Et pourtant, cette supériorité sur Padma ne tient pas la route en raison de l’idéal d’écriture du narrateur-auteur- personnage (on m’autorisera cette folie conceptuelle). Je rappelle que Saleem, au moment où il écrit son histoire, est à la tête d’une conserverie de chutney, un chutney qui n’a de goût que parce que le cuisinier, la cuisinière, y met ses émotions, ses joies, ses ressentiments. Et c’est la grande découverte de la fin du roman. Nous avions découvert avec l’apparition de Padma que l’auteur écrivait en lisant, mais nous apprenons à la fin du roman qu’il n’est pas sûr que Saleem écrive. Il opère « la chutnification du temps». Il cuisine. Nous apprenons que chaque chapitre est une recette spéciale de chutney dans lequel tout ce que nous avons lu est tout ce qu’il a mis dans son chutney. Nous n’avons pas besoin de lire, il faut manger. Saleem est donc bien davantage un cuisinier qu’un écrivain. De ce point de vue, Padma et ses réactions immédiates, Padma et sa spontanéité d’illettrée, Padma est une bien meilleure lectrice que moi, une lectrice qui, contrairement à moi, peut se permettre de donner son avis, de corriger, de contredire, non seulement parce qu’elle fait partie de l’histoire, mais aussi parce qu’elle fait le même métier que Saleem : cuisinier. Ce n’est donc plus seulement une discussion entre l’auteur et sa lectrice subordonnée, mais une discussion entre travailleurs. Moi – je ne sais pas pour vous –, mais je ne suis pas préparateur de Chutney magique. Je suis donc moins compétent que Padma.

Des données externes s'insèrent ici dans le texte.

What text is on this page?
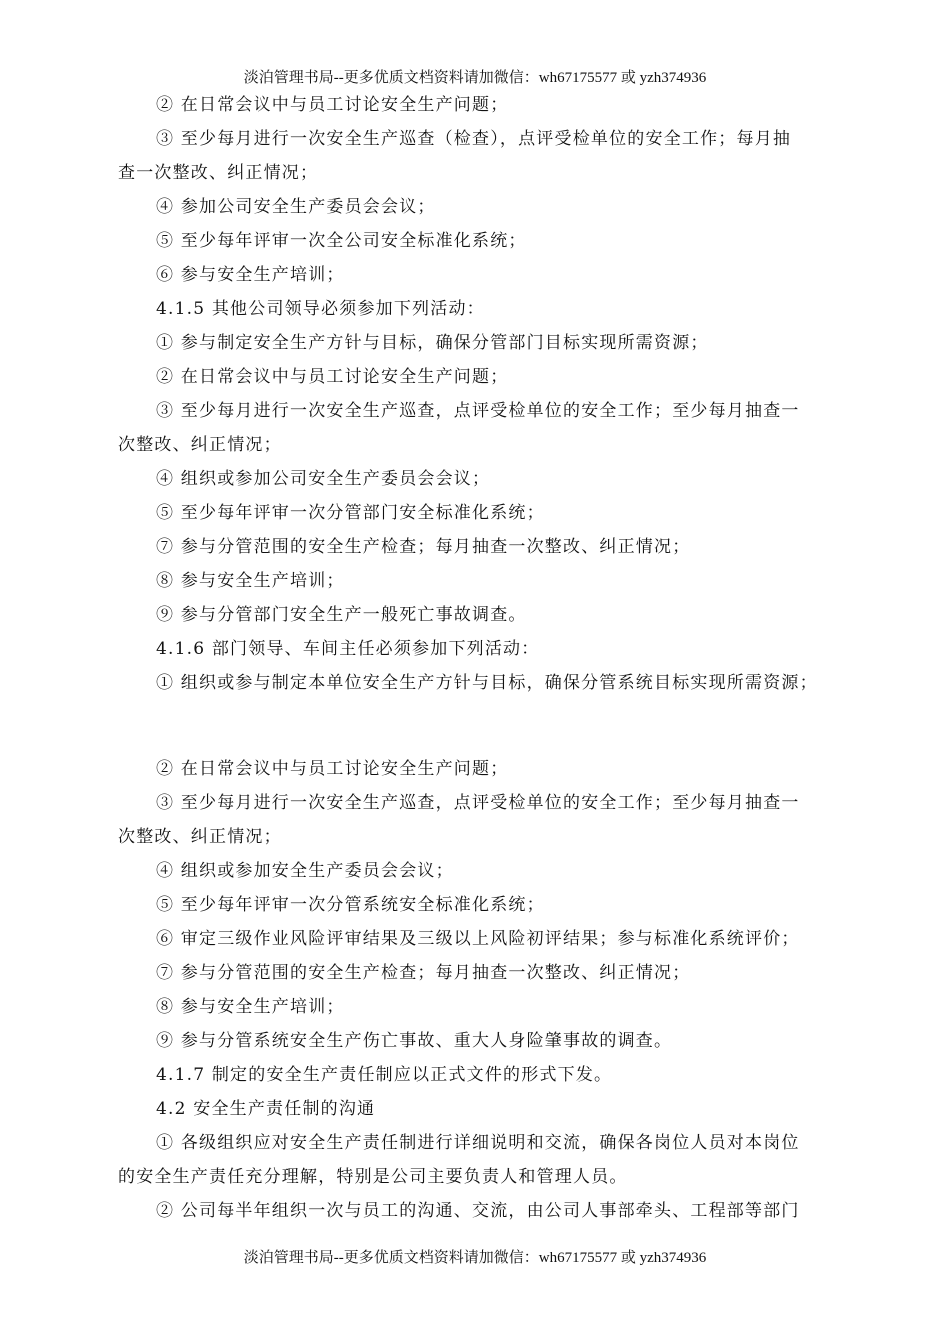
淡泊管理书局--更多优质文档资料请加微信：wh67175577 或 yzh374936
② 在日常会议中与员工讨论安全生产问题；
③ 至少每月进行一次安全生产巡查（检查），点评受检单位的安全工作；每月抽
查一次整改、纠正情况；
④ 参加公司安全生产委员会会议；
⑤ 至少每年评审一次全公司安全标准化系统；
⑥ 参与安全生产培训；
4.1.5 其他公司领导必须参加下列活动：
① 参与制定安全生产方针与目标，确保分管部门目标实现所需资源；
② 在日常会议中与员工讨论安全生产问题；
③ 至少每月进行一次安全生产巡查，点评受检单位的安全工作；至少每月抽查一
次整改、纠正情况；
④ 组织或参加公司安全生产委员会会议；
⑤ 至少每年评审一次分管部门安全标准化系统；
⑦ 参与分管范围的安全生产检查；每月抽查一次整改、纠正情况；
⑧ 参与安全生产培训；
⑨ 参与分管部门安全生产一般死亡事故调查。
4.1.6 部门领导、车间主任必须参加下列活动：
① 组织或参与制定本单位安全生产方针与目标，确保分管系统目标实现所需资源；
② 在日常会议中与员工讨论安全生产问题；
③ 至少每月进行一次安全生产巡查，点评受检单位的安全工作；至少每月抽查一
次整改、纠正情况；
④ 组织或参加安全生产委员会会议；
⑤ 至少每年评审一次分管系统安全标准化系统；
⑥ 审定三级作业风险评审结果及三级以上风险初评结果；参与标准化系统评价；
⑦ 参与分管范围的安全生产检查；每月抽查一次整改、纠正情况；
⑧ 参与安全生产培训；
⑨ 参与分管系统安全生产伤亡事故、重大人身险肇事故的调查。
4.1.7 制定的安全生产责任制应以正式文件的形式下发。
4.2 安全生产责任制的沟通
① 各级组织应对安全生产责任制进行详细说明和交流，确保各岗位人员对本岗位
的安全生产责任充分理解，特别是公司主要负责人和管理人员。
② 公司每半年组织一次与员工的沟通、交流，由公司人事部牵头、工程部等部门
淡泊管理书局--更多优质文档资料请加微信：wh67175577 或 yzh374936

Reste le problème du « et-après ». Je n’en démords pas ! Pourquoi Padma demande-t-elle à Saleem d’aller plus vite ? Pourquoi veut-elle que Saleem se tue à la tâche (au sens propre) ? La réponse la plus simple me paraît la plus évidente : elle n’y croit pas. Elle ne croit pas à cette malédiction. Elle croit au futur, à ce qui adviendra, au « et-après ». C’est son rôle, sa direction dans le roman. Saleem est une pure création passéiste qui raconte sa vie passée, arrivé à l’âge canonique de trente- deux ans. Et que fera-t-il après s’être replongé dans sa vie ? Il mourra. Quand il aura remonté le fil du temps du début jusqu’à maintenant, il disparaîtra. Il ne se projettera jamais dans le « et- après » de sa vie. Padma joue ce rôle. C’est cela la dimension existentielle du personnage Padma : ouvrir la voie vers un après le livre, un après le récit. Elle laisse écrire-cuisiner-raconter Saleem en attendant qu’il finisse pour qu’il puisse vivre, vivre enfin, lui qui est né tant et tant de fois, lui qui a eu tant et tant de mères et de pères, qu’il vive maintenant. Que s’achève l’histoire écrite au passé, qu’elle s’écrive maintenant dans la vie même. Si vous m’autorisez un détour par la théorie, je dirais que Padma souhaite que Saleem, narrateur, meurt le plus vite possible, que Saleem, le personnage, meurt le plus vite possible, afin que Saleem l’homme revienne à la vie le plus vite possible, qu’il retrouve la vigueur qui lui fait défaut, qu’il fonde une famille, qu’il se projette vers l’avenir.